Feuchtwanger war nach Überzeugung Heuslers ein politisch denkender Mensch: »Er warnte als einer der ersten vor der nationalsozialistischen Gefahr.« Das war noch in einer Zeit, wie Charlotte Knobloch in ihrer Begrüßungsrede erwähnte, als die jüdische Gemeinde das kulturelle Leben besonders stark prägte. »Vom Judentum als Träger kultureller Erfahrungen hat er sich nie getrennt. Es war ihm ein identitätsstiftendes Merkmal, Jude zu sein, und er bekannte sich vorbehaltlos zu seiner Jüdischkeit«, beschreibt Heusler den Autor von Jud Süß und Erfolg.

Mehr Probleme, wie Biograf Heusler den Zuhörern erklärte, hatte Lion Feuchtwanger mit seiner Beziehung zu München, einer Art Hassliebe: »Sie war geprägt von permanenten Enttäuschungen. Als junger ambitionierter Schriftsteller wollte er sich in der literarischen Szene etablieren. Doch von den Arrivierten wurde er immer wieder zurückgestoßen. Und ihn störte das selbstgerechte und selbstgefällig in sich ruhende München, dieses Bierkelleridyll, das die Keimzelle des Nationalsozialismus in sich trug.« In seinem Roman Erfolg brachte Lion Feuchtwanger diese Stimmungslage prägnant auf den Punkt.

flucht 1933, als die Nazis die Macht an sich rissen, verließ Lion Feuchtwanger seine Heimatstadt, genauer: Er kehrte nicht nach München zurück.
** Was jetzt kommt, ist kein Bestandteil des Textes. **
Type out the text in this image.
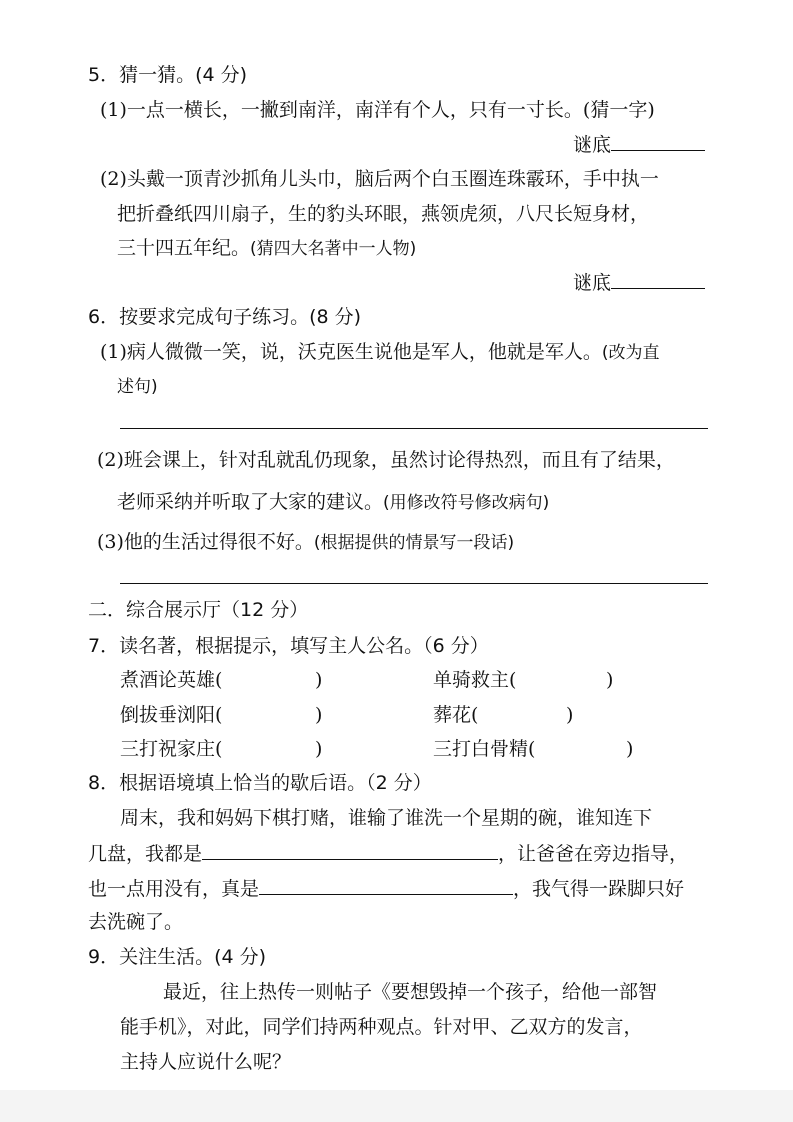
5．猜一猜。(4 分)
(1)一点一横长，一撇到南洋，南洋有个人，只有一寸长。(猜一字)
谜底
(2)头戴一顶青沙抓角儿头巾，脑后两个白玉圈连珠霰环，手中执一
把折叠纸四川扇子，生的豹头环眼，燕领虎须，八尺长短身材，
三十四五年纪。(猜四大名著中一人物)
谜底
6．按要求完成句子练习。(8 分)
(1)病人微微一笑，说，沃克医生说他是军人，他就是军人。(改为直
述句)
(2)班会课上，针对乱就乱仍现象，虽然讨论得热烈，而且有了结果，
老师采纳并听取了大家的建议。(用修改符号修改病句)
(3)他的生活过得很不好。(根据提供的情景写一段话)
二．综合展示厅（12 分）
7．读名著，根据提示，填写主人公名。（6 分）
煮酒论英雄(	)	单骑救主(	)
倒拔垂浏阳(	)	葬花(	)
三打祝家庄(	)	三打白骨精(	)
8．根据语境填上恰当的歇后语。（2 分）
周末，我和妈妈下棋打赌，谁输了谁洗一个星期的碗，谁知连下
几盘，我都是	，让爸爸在旁边指导，
也一点用没有，真是	，我气得一跺脚只好
去洗碗了。
9．关注生活。(4 分)
最近，往上热传一则帖子《要想毁掉一个孩子，给他一部智
能手机》，对此，同学们持两种观点。针对甲、乙双方的发言，
主持人应说什么呢？
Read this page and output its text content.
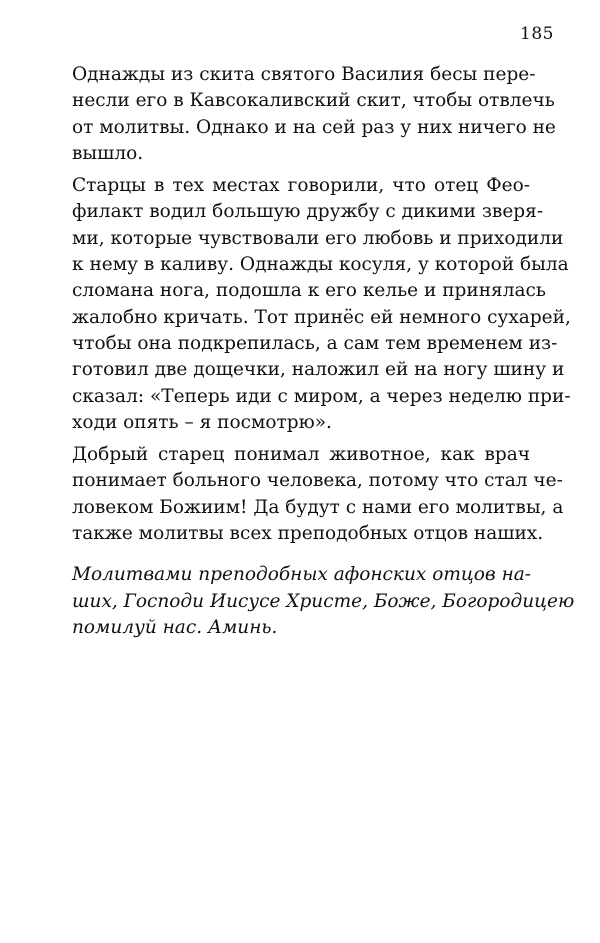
185

Однажды из скита святого Василия бесы пере-
несли его в Кавсокаливский скит, чтобы отвлечь
от молитвы. Однако и на сей раз у них ничего не
вышло.

Старцы в тех местах говорили, что отец Фео-
филакт водил большую дружбу с дикими зверя-
ми, которые чувствовали его любовь и приходили
к нему в каливу. Однажды косуля, у которой была
сломана нога, подошла к его келье и принялась
жалобно кричать. Тот принёс ей немного сухарей,
чтобы она подкрепилась, а сам тем временем из-
готовил две дощечки, наложил ей на ногу шину и
сказал: «Теперь иди с миром, а через неделю при-
ходи опять – я посмотрю».

Добрый старец понимал животное, как врач
понимает больного человека, потому что стал че-
ловеком Божиим! Да будут с нами его молитвы, а
также молитвы всех преподобных отцов наших.

Молитвами преподобных афонских отцов на-
ших, Господи Иисусе Христе, Боже, Богородицею
помилуй нас. Аминь.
Andreas Heusler beschreibt diese Flucht in seinem Buch, aus dem bei der Präsentation »BR-Stimme« Gabi Hinterstoisser immer wieder Passagen vorlas, sehr genau.

In ihrer Eingangsrede hatte Charlotte Knobloch die Vorahnung Feuchtwangers der kommenden Entwicklung und Bedrohung bereits mit einer Passage aus seinem 1920 veröffentlichten satirischen Text Gespräche mit dem Ewigen Juden gezeigt. Sie zitierte: »Türme von hebräischen Büchern verbrannten, und Scheiterhaufen waren aufgerichtet, hoch bis in die Wolken, und Menschen verkohlten, zahllose, und Priesterstimmen sangen dazu: Gloria in excelsis Deo. Züge von Männern, Frauen, Kindern schleppten sich über den Platz, von allen Seiten; sie waren nackt oder in Lumpen, und sie hatten nichts mit sich als Leichen und die Fetzen von Bücherrollen, von zerrissenen, geschändeten, mit Kot besudelten Bücherrollen.«

Lion Feuchtwanger befand sich bei der Machtergreifung der Nazis in New York, wo ihn die ersten noch nicht ganz greifbaren Nachrichten erreichten. Auf der Rückreise, so Heusler in seinem Buch, wurde Feuchtwanger die Dimension des politischen Desasters klar: »Da spürte er, dass etwas im Entstehen war, das alle Grenzen überschreitet und die Kulturnation Deutschland in den Abgrund führt. Und da fiel auch seine Entscheidung, nicht mehr nach München zurückzukehren, sondern ins Exil nach Österreich, anschließend in die Schweiz und nach Südfrankreich zu gehen, um sich am Ende in Amerika niederzulassen.«

sehnsucht Lion Feuchtwanger blieb bis zu seinem Tod 1958 in den USA, auch wenn er sich mitunter, vielleicht sogar oft, nach Europa zurücksehnte. Auch die Antwort auf die Frage, warum er blieb, beschreibt Andreas Heusler in seiner bemerkenswerten Biografie. »Er war ganz stark im Hier und Jetzt verhaftet und hat die Gegenwart gelebt. Und die Gegenwart in seinem Wohnort Pacific Palisades, mit seiner Bibliothek und einer Reihe von intellektuell inspirierenden Gesprächspartnern wie Thomas Mann war für ihn eine so behagliche, ihm gemäße, dass er sie nur um einer besseren willen hätte aufgeben wollen. Und die war weder in West- noch in Ostdeutschland zu finden.«

Wie er dort lebte, macht der Dokumentarfilm von Thomas Manns Privatsekretär Albrecht Joseph aus dem Jahr 1956 deutlich, der Lion Feuchtwanger und seine Frau und Muse Marta in ihrem Haus in Pacific Palisades zeigt – seltene Einblicke in die »Schreibwerkstatt« des berühmten jüdischen Schriftstellers aus München.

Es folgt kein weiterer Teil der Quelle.